In a statement concluding talks among the pro-opposition "Friends of Syria" group in Istanbul, Secretary of State John Kerry announced Washington’s intention to double non-lethal assistance to the Syrian opposition, as well as provide additional humanitarian aid to Syrians in need.
The State Department says in a written statement:
The new non-lethal assistance underscores the United States’ firm support for a political solution to the crisis in Syria and for the opposition’s advancement of an inclusive, tolerant vision for a post-Assad Syria.
The United States will work with the Syrian Coalition and other opposition representatives to determine how the new $123 million in non-lethal assistance can best support their efforts to meet the needs of the Syrian people and lead the way to a political transition that will bring an end to this conflict, and build the inclusive, democratic Syria that its people deserve.
This new pledge brings our total non-lethal assistance to the Syrian opposition and civil society groups to $250 million.
The United States will also use a portion of this non-lethal assistance to implement President Obama’s directive to provide an expanded range of support to the Supreme Military Council (SMC).
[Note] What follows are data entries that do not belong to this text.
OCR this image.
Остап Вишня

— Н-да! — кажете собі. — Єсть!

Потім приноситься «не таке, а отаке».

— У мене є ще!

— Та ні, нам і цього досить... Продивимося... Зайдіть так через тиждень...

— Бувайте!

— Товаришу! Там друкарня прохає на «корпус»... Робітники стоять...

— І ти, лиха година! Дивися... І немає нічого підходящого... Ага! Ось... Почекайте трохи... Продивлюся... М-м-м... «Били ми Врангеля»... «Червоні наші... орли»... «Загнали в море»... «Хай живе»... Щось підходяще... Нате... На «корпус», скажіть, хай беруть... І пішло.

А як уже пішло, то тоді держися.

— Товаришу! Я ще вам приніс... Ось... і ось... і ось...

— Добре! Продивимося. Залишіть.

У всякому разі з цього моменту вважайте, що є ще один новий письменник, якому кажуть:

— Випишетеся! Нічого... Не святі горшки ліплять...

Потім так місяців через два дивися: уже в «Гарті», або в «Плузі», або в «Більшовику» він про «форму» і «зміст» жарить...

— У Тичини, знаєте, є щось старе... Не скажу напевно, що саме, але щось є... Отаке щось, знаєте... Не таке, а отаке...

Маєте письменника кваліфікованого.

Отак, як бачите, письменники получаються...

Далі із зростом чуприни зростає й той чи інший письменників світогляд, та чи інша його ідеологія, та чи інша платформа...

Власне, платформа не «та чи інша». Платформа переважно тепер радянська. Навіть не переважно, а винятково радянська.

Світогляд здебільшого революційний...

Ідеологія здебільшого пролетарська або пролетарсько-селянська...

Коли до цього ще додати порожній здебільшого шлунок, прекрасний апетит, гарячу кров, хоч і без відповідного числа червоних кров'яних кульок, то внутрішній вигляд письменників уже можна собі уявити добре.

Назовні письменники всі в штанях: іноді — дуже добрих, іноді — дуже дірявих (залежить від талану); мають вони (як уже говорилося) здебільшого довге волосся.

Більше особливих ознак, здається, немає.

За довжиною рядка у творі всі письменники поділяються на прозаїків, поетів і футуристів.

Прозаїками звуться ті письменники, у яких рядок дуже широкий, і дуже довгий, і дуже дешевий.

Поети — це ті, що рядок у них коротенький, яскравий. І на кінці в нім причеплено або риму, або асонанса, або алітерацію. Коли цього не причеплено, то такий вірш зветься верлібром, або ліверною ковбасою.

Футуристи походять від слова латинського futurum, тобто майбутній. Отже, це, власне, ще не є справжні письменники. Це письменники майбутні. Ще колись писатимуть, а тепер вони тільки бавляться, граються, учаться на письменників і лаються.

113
We intend to expand this new support beyond military food rations and medical kits to include other types of non-lethal supplies, which would be determined in collaboration with SMC leadership.
Secretary Kerry urged international partners gathered in Istanbul, as well as all Friends of the Syrian People, to make similar pledges of assistance to the Coalition and the Supreme Military Council with the goal of reaching $1 billion in total international support for the opposition.
In recognition of the devastating humanitarian situation as a result of the crisis in Syria, Secretary Kerry also announced nearly $25 million in additional food assistance for the Syrian people.
This aid will provide 25,500 metric tons of wheat – providing four months’ supply of flour to over one million people – as well as food rations for those inside Syria and refugees in Jordan affected by the violence.
The United Nations World Food Program will begin distributing the wheat to those in need in all 14 Syrian governorates as quickly as possible.
The United States is the largest donor of food assistance both within Syria and for refugees in the affected neighboring countries and is providing a total of over $409 million in humanitarian assistance for the Syrian crisis.
But the U.S. pledge fell short of opposition demands for foreign backers to supply the rebels with arms, institute a no-fly zone and carry out airstrikes on positions used by President Bashar al-Assad’s regime to launch ballistic missiles on civilian areas.
Top diplomats from the 11-nation core group of the "Friends of Syria" -- including the United States, Turkey, Britain, Italy, Germany, France, Qatar, Saudi Arabia, Jordan, Egypt and the UAE -- took part in the more than six hours of talks in Istanbul on Saturday.
Turkish Foreign Minister Ahmet Davutoglu later told a joint press conference with Kelly that two documents were distributed to the media representatives.
One is a declaration by the Syrian National Coalition envisioning Syria’s future, and the second is a joint statement by the 11 foreign ministers.
The full text of the latter statement is nowhere to be found on the Internet today, not even the Turkish Foreign Ministry’s website or Facebook page.
But according to newswire excerpts, the 11 ministers:
  • Reaffirmed firm support for a political solution in Syria based on the June 2012 Geneva communiqué.
  • Restated that Assad and his close associates have no place in Syria’s future and must cede power to a transitional executive body.
  • Welcomed the Arab League decision to transfer Syria’s seat to the Coalition.
  • Warned that foreign support for the opposition would grow if Assad continued to rebuff efforts to find a political solution to Syria's crisis. "If the Syrian regime rejects this opportunity, further announcements regarding expanding our assistance will follow.”
  • Welcomed the Coalition's "firm rejection of extremism and its commitment not to use chemical weapons.”
  • Recognized the "need to change the balance of power on the ground" and pledged to "enhance and expand their support to all coalition institutions," including increased support to the coalition's Supreme Military Council.
  • Urged the United Nations to immediately investigate “allegations” chemical weapons had been used in Syria, promising "severe consequences" if the claims proved to be true.